Hydration Tips for Coaches

  • Don't wait until they are thirsty to drink. During heavy exercise in a hot environment, it is recommended drinking two to four glasses (16-32 ounces) of cool fluids each hour.  Avoid liquids that contain alcohol, or large amounts of sugar—these actually cause you to lose more body fluid. Also avoid very cold drinks, because they can cause stomach cramps.
  • Record your athlete’s body weight before and after activity. Compare your athlete’s pre-activity body weight to his or her post-activity body weight. If post-activity weight is less than pre-activity weight, your athlete is not drinking enough fluids while active. A loss of as little as 1 percent of body weight can cause a decrease in performance. Because studies have proven that children replace less of their fluid losses when drinking water, you may want to offer a flavored sports drink to increase the amount of fluid your child consumes. One pound of body weight equals 16 oz. of water.

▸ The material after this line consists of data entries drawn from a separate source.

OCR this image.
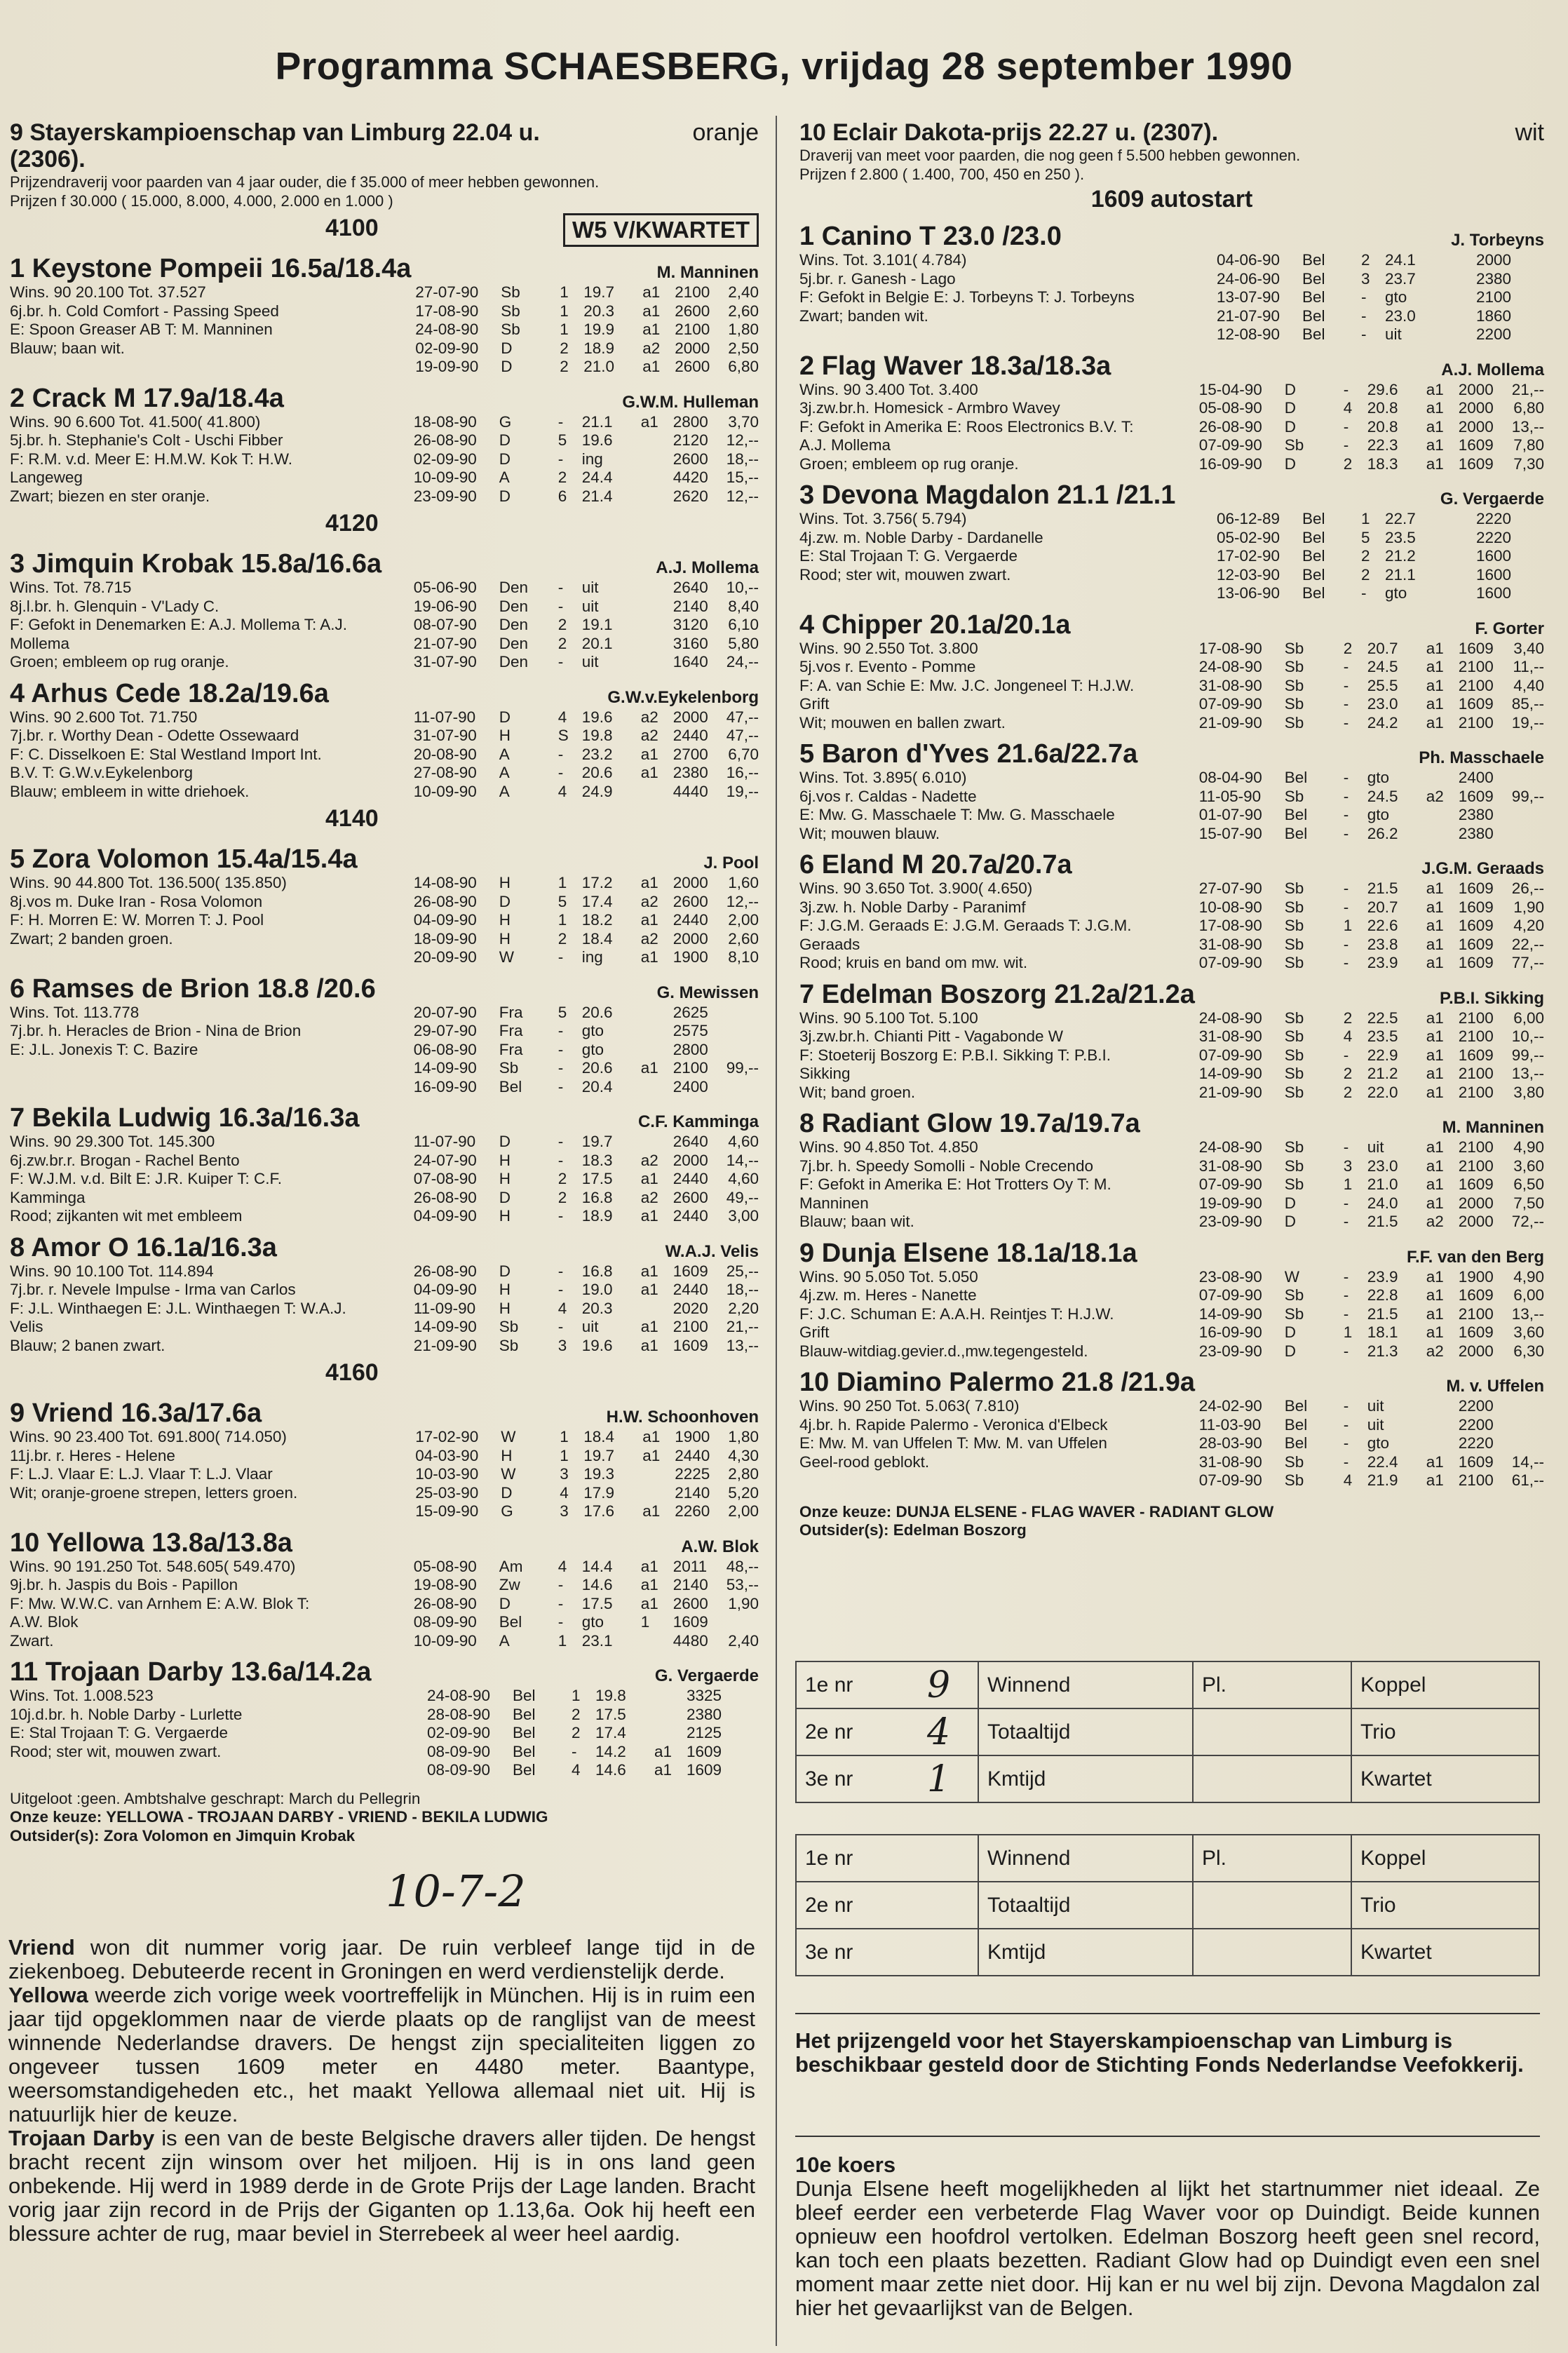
Programma SCHAESBERG, vrijdag 28 september 1990
9 Stayerskampioenschap van Limburg 22.04 u.	oranje
(2306).
Prijzendraverij voor paarden van 4 jaar ouder, die f 35.000 of meer hebben gewonnen.
Prijzen f 30.000 ( 15.000, 8.000, 4.000, 2.000 en 1.000 )
4100	W5 V/KWARTET
1 Keystone Pompeii 16.5a/18.4a	M. Manninen
Wins. 90 20.100 Tot. 37.527
6j.br. h. Cold Comfort - Passing Speed
E: Spoon Greaser AB T: M. Manninen
Blauw; baan wit.
27-07-90	Sb	1 19.7	a1 2100	2,40
17-08-90	Sb	1 20.3	a1 2600	2,60
24-08-90	Sb	1 19.9	a1 2100	1,80
02-09-90	D	2 18.9	a2 2000	2,50
19-09-90	D	2 21.0	a1 2600	6,80
2 Crack M 17.9a/18.4a	G.W.M. Hulleman
Wins. 90 6.600 Tot. 41.500( 41.800)
5j.br. h. Stephanie's Colt - Uschi Fibber
F: R.M. v.d. Meer E: H.M.W. Kok T: H.W.
Langeweg
Zwart; biezen en ster oranje.
18-08-90	G	-	21.1	a1 2800	3,70
26-08-90	D	5 19.6	2120	12,--
02-09-90	D	-	ing	2600	18,--
10-09-90	A	2 24.4	4420	15,--
23-09-90	D	6 21.4	2620	12,--
4120
3 Jimquin Krobak 15.8a/16.6a	A.J. Mollema
Wins. Tot. 78.715
8j.l.br. h. Glenquin - V'Lady C.
F: Gefokt in Denemarken E: A.J. Mollema T: A.J.
Mollema
Groen; embleem op rug oranje.
05-06-90	Den	-	uit	2640	10,--
19-06-90	Den	-	uit	2140	8,40
08-07-90	Den	2 19.1	3120	6,10
21-07-90	Den	2 20.1	3160	5,80
31-07-90	Den	-	uit	1640	24,--
4 Arhus Cede 18.2a/19.6a	G.W.v.Eykelenborg
Wins. 90 2.600 Tot. 71.750
7j.br. r. Worthy Dean - Odette Ossewaard
F: C. Disselkoen E: Stal Westland Import Int.
B.V. T: G.W.v.Eykelenborg
Blauw; embleem in witte driehoek.
11-07-90	D	4 19.6	a2 2000	47,--
31-07-90	H	S 19.8	a2 2440	47,--
20-08-90	A	-	23.2	a1 2700	6,70
27-08-90	A	-	20.6	a1 2380	16,--
10-09-90	A	4 24.9	4440	19,--
4140
5 Zora Volomon 15.4a/15.4a	J. Pool
Wins. 90 44.800 Tot. 136.500( 135.850)
8j.vos m. Duke Iran - Rosa Volomon
F: H. Morren E: W. Morren T: J. Pool
Zwart; 2 banden groen.
14-08-90	H	1 17.2	a1 2000	1,60
26-08-90	D	5 17.4	a2 2600	12,--
04-09-90	H	1 18.2	a1 2440	2,00
18-09-90	H	2 18.4	a2 2000	2,60
20-09-90	W	-	ing	a1 1900	8,10
6 Ramses de Brion 18.8 /20.6	G. Mewissen
Wins. Tot. 113.778
7j.br. h. Heracles de Brion - Nina de Brion
E: J.L. Jonexis T: C. Bazire
20-07-90	Fra	5 20.6	2625
29-07-90	Fra	-	gto	2575
06-08-90	Fra	-	gto	2800
14-09-90	Sb	-	20.6	a1 2100	99,--
16-09-90	Bel	-	20.4	2400
7 Bekila Ludwig 16.3a/16.3a	C.F. Kamminga
Wins. 90 29.300 Tot. 145.300
6j.zw.br.r. Brogan - Rachel Bento
F: W.J.M. v.d. Bilt E: J.R. Kuiper T: C.F.
Kamminga
Rood; zijkanten wit met embleem
11-07-90	D	-	19.7	2640	4,60
24-07-90	H	-	18.3	a2 2000	14,--
07-08-90	H	2 17.5	a1 2440	4,60
26-08-90	D	2 16.8	a2 2600	49,--
04-09-90	H	-	18.9	a1 2440	3,00
8 Amor O 16.1a/16.3a	W.A.J. Velis
Wins. 90 10.100 Tot. 114.894
7j.br. r. Nevele Impulse - Irma van Carlos
F: J.L. Winthaegen E: J.L. Winthaegen T: W.A.J.
Velis
Blauw; 2 banen zwart.
26-08-90	D	-	16.8	a1 1609	25,--
04-09-90	H	-	19.0	a1 2440	18,--
11-09-90	H	4 20.3	2020	2,20
14-09-90	Sb	-	uit	a1 2100	21,--
21-09-90	Sb	3 19.6	a1 1609	13,--
4160
9 Vriend 16.3a/17.6a	H.W. Schoonhoven
Wins. 90 23.400 Tot. 691.800( 714.050)
11j.br. r. Heres - Helene
F: L.J. Vlaar E: L.J. Vlaar T: L.J. Vlaar
Wit; oranje-groene strepen, letters groen.
17-02-90	W	1 18.4	a1 1900	1,80
04-03-90	H	1 19.7	a1 2440	4,30
10-03-90	W	3 19.3	2225	2,80
25-03-90	D	4 17.9	2140	5,20
15-09-90	G	3 17.6	a1 2260	2,00
10 Yellowa 13.8a/13.8a	A.W. Blok
Wins. 90 191.250 Tot. 548.605( 549.470)
9j.br. h. Jaspis du Bois - Papillon
F: Mw. W.W.C. van Arnhem E: A.W. Blok T:
A.W. Blok
Zwart.
05-08-90	Am	4 14.4	a1 2011	48,--
19-08-90	Zw	-	14.6	a1 2140	53,--
26-08-90	D	-	17.5	a1 2600	1,90
08-09-90	Bel	-	gto	1	1609
10-09-90	A	1 23.1	4480	2,40
11 Trojaan Darby 13.6a/14.2a	G. Vergaerde
Wins. Tot. 1.008.523
10j.d.br. h. Noble Darby - Lurlette
E: Stal Trojaan T: G. Vergaerde
Rood; ster wit, mouwen zwart.
24-08-90	Bel	1 19.8	3325
28-08-90	Bel	2 17.5	2380
02-09-90	Bel	2 17.4	2125
08-09-90	Bel	-	14.2	a1 1609
08-09-90	Bel	4 14.6	a1 1609
Uitgeloot :geen. Ambtshalve geschrapt: March du Pellegrin
Onze keuze: YELLOWA - TROJAAN DARBY - VRIEND - BEKILA LUDWIG
Outsider(s): Zora Volomon en Jimquin Krobak
10-7-2
Vriend won dit nummer vorig jaar. De ruin verbleef lange tijd in de ziekenboeg. Debuteerde recent in Groningen en werd verdienstelijk derde.
Yellowa weerde zich vorige week voortreffelijk in München. Hij is in ruim een jaar tijd opgeklommen naar de vierde plaats op de ranglijst van de meest winnende Nederlandse dravers. De hengst zijn specialiteiten liggen zo ongeveer tussen 1609 meter en 4480 meter. Baantype, weersomstandigeheden etc., het maakt Yellowa allemaal niet uit. Hij is natuurlijk hier de keuze.
Trojaan Darby is een van de beste Belgische dravers aller tijden. De hengst bracht recent zijn winsom over het miljoen. Hij is in ons land geen onbekende. Hij werd in 1989 derde in de Grote Prijs der Lage landen. Bracht vorig jaar zijn record in de Prijs der Giganten op 1.13,6a. Ook hij heeft een blessure achter de rug, maar beviel in Sterrebeek al weer heel aardig.
10 Eclair Dakota-prijs 22.27 u. (2307).	wit
Draverij van meet voor paarden, die nog geen f 5.500 hebben gewonnen.
Prijzen f 2.800 ( 1.400, 700, 450 en 250 ).
1609 autostart
1 Canino T 23.0 /23.0	J. Torbeyns
Wins. Tot. 3.101( 4.784)
5j.br. r. Ganesh - Lago
F: Gefokt in Belgie E: J. Torbeyns T: J. Torbeyns
Zwart; banden wit.
04-06-90	Bel	2 24.1	2000
24-06-90	Bel	3 23.7	2380
13-07-90	Bel	-	gto	2100
21-07-90	Bel	-	23.0	1860
12-08-90	Bel	-	uit	2200
2 Flag Waver 18.3a/18.3a	A.J. Mollema
Wins. 90 3.400 Tot. 3.400
3j.zw.br.h. Homesick - Armbro Wavey
F: Gefokt in Amerika E: Roos Electronics B.V. T:
A.J. Mollema
Groen; embleem op rug oranje.
15-04-90	D	-	29.6	a1 2000	21,--
05-08-90	D	4 20.8	a1 2000	6,80
26-08-90	D	-	20.8	a1 2000	13,--
07-09-90	Sb	-	22.3	a1 1609	7,80
16-09-90	D	2 18.3	a1 1609	7,30
3 Devona Magdalon 21.1 /21.1	G. Vergaerde
Wins. Tot. 3.756( 5.794)
4j.zw. m. Noble Darby - Dardanelle
E: Stal Trojaan T: G. Vergaerde
Rood; ster wit, mouwen zwart.
06-12-89	Bel	1 22.7	2220
05-02-90	Bel	5 23.5	2220
17-02-90	Bel	2 21.2	1600
12-03-90	Bel	2 21.1	1600
13-06-90	Bel	-	gto	1600
4 Chipper 20.1a/20.1a	F. Gorter
Wins. 90 2.550 Tot. 3.800
5j.vos r. Evento - Pomme
F: A. van Schie E: Mw. J.C. Jongeneel T: H.J.W.
Grift
Wit; mouwen en ballen zwart.
17-08-90	Sb	2 20.7	a1 1609	3,40
24-08-90	Sb	-	24.5	a1 2100	11,--
31-08-90	Sb	-	25.5	a1 2100	4,40
07-09-90	Sb	-	23.0	a1 1609	85,--
21-09-90	Sb	-	24.2	a1 2100	19,--
5 Baron d'Yves 21.6a/22.7a	Ph. Masschaele
Wins. Tot. 3.895( 6.010)
6j.vos r. Caldas - Nadette
E: Mw. G. Masschaele T: Mw. G. Masschaele
Wit; mouwen blauw.
08-04-90	Bel	-	gto	2400
11-05-90	Sb	-	24.5	a2 1609	99,--
01-07-90	Bel	-	gto	2380
15-07-90	Bel	-	26.2	2380
6 Eland M 20.7a/20.7a	J.G.M. Geraads
Wins. 90 3.650 Tot. 3.900( 4.650)
3j.zw. h. Noble Darby - Paranimf
F: J.G.M. Geraads E: J.G.M. Geraads T: J.G.M.
Geraads
Rood; kruis en band om mw. wit.
27-07-90	Sb	-	21.5	a1 1609	26,--
10-08-90	Sb	-	20.7	a1 1609	1,90
17-08-90	Sb	1 22.6	a1 1609	4,20
31-08-90	Sb	-	23.8	a1 1609	22,--
07-09-90	Sb	-	23.9	a1 1609	77,--
7 Edelman Boszorg 21.2a/21.2a	P.B.I. Sikking
Wins. 90 5.100 Tot. 5.100
3j.zw.br.h. Chianti Pitt - Vagabonde W
F: Stoeterij Boszorg E: P.B.I. Sikking T: P.B.I.
Sikking
Wit; band groen.
24-08-90	Sb	2 22.5	a1 2100	6,00
31-08-90	Sb	4 23.5	a1 2100	10,--
07-09-90	Sb	-	22.9	a1 1609	99,--
14-09-90	Sb	2 21.2	a1 2100	13,--
21-09-90	Sb	2 22.0	a1 2100	3,80
8 Radiant Glow 19.7a/19.7a	M. Manninen
Wins. 90 4.850 Tot. 4.850
7j.br. h. Speedy Somolli - Noble Crecendo
F: Gefokt in Amerika E: Hot Trotters Oy T: M.
Manninen
Blauw; baan wit.
24-08-90	Sb	-	uit	a1 2100	4,90
31-08-90	Sb	3 23.0	a1 2100	3,60
07-09-90	Sb	1 21.0	a1 1609	6,50
19-09-90	D	-	24.0	a1 2000	7,50
23-09-90	D	-	21.5	a2 2000	72,--
9 Dunja Elsene 18.1a/18.1a	F.F. van den Berg
Wins. 90 5.050 Tot. 5.050
4j.zw. m. Heres - Nanette
F: J.C. Schuman E: A.A.H. Reintjes T: H.J.W.
Grift
Blauw-witdiag.gevier.d.,mw.tegengesteld.
23-08-90	W	-	23.9	a1 1900	4,90
07-09-90	Sb	-	22.8	a1 1609	6,00
14-09-90	Sb	-	21.5	a1 2100	13,--
16-09-90	D	1 18.1	a1 1609	3,60
23-09-90	D	-	21.3	a2 2000	6,30
10 Diamino Palermo 21.8 /21.9a	M. v. Uffelen
Wins. 90 250 Tot. 5.063( 7.810)
4j.br. h. Rapide Palermo - Veronica d'Elbeck
E: Mw. M. van Uffelen T: Mw. M. van Uffelen
Geel-rood geblokt.
24-02-90	Bel	-	uit	2200
11-03-90	Bel	-	uit	2200
28-03-90	Bel	-	gto	2220
31-08-90	Sb	-	22.4	a1 1609	14,--
07-09-90	Sb	4 21.9	a1 2100	61,--
Onze keuze: DUNJA ELSENE - FLAG WAVER - RADIANT GLOW
Outsider(s): Edelman Boszorg
1e nr	9	Winnend	Pl.	Koppel
2e nr	4	Totaaltijd		Trio
3e nr	1	Kmtijd		Kwartet
1e nr		Winnend	Pl.	Koppel
2e nr		Totaaltijd		Trio
3e nr		Kmtijd		Kwartet
Het prijzengeld voor het Stayerskampioenschap van Limburg is beschikbaar gesteld door de Stichting Fonds Nederlandse Veefokkerij.
10e koers
Dunja Elsene heeft mogelijkheden al lijkt het startnummer niet ideaal. Ze bleef eerder een verbeterde Flag Waver voor op Duindigt. Beide kunnen opnieuw een hoofdrol vertolken. Edelman Boszorg heeft geen snel record, kan toch een plaats bezetten. Radiant Glow had op Duindigt even een snel moment maar zette niet door. Hij kan er nu wel bij zijn. Devona Magdalon zal hier het gevaarlijkst van de Belgen.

General Guidelines for Heat Illness

Dehydration
Dehydration occurs when the body looses too much fluid.  Dehydration impairs athletic performance whenever body fluid level falls below 98% of normal. The primary cause of dehydration is sweat loss, an essential body process which facilitates the release of body heat into the environment. When athletes don’t replace what they lose in sweat, the physiological function of the body’s heat management system is compromised, placing both the athletes’ performance and physical well-being at risk.

Heat Exhaustion
This is a serious form of heat illness, but not as severe as heat stroke.

Heat Stroke
The most severe heat-related illness, heat stroke can permanently impair or kill an untreated athlete. Symptoms are similar to heat exhaustion, plus hyperthermia (high body temperature) whereby the core body temperature can be higher than 105.8 degrees. This can lead to conditions such as convulsions, heart attacks, coma, stroke, liver and kidney damage, or blood clots in the lung. If an athlete is not immediately immersed in ice water, he/she can die or suffer permanent physical damage.

Signs & Symptoms

Dehydration   

  • Thirst
  • Fatigue  
  • Irritability
  • Nausea
  • Vomiting
  • Muscle Cramps
  • Loss of Performance  

Heat Exhaustion      

  • Dizziness   
  • Headache  
  • Nausea   
  • Vomiting  
  • Weakness  
  • Rapid Pulse  
  • Cold, clammy skin

Heat Stroke
* Medical Emergency
 

  • Irrational Behavior
  • Drowsiness
  • Nausea   
  • Hot, dry skin   
  • Confused or disoriented
  • Dangerously high temperature

Actions to Take

Dehydration   

  • Re-hydrate     
  • Stop activity  

Heat Exhaustion      

  • Replace fluids (re-hydration is critical)
  • Rest in a cool, shaded area until all symptoms have passed.
  • If dizziness continues, lie the athlete down, elevate  their legs, and seek medical attention.

Heat Stroke

  • Get out of sun and seek immediate medial attention. This is an emergency, call 911.
  • Cool immediately using ice baths, ice bags, or whatever  is available for you to use.

* REMEMBER: Athletes can still be experiencing heat stroke even if most symptoms are absent. Seek medical attention immediately at the first sign of serious or unusual symptoms.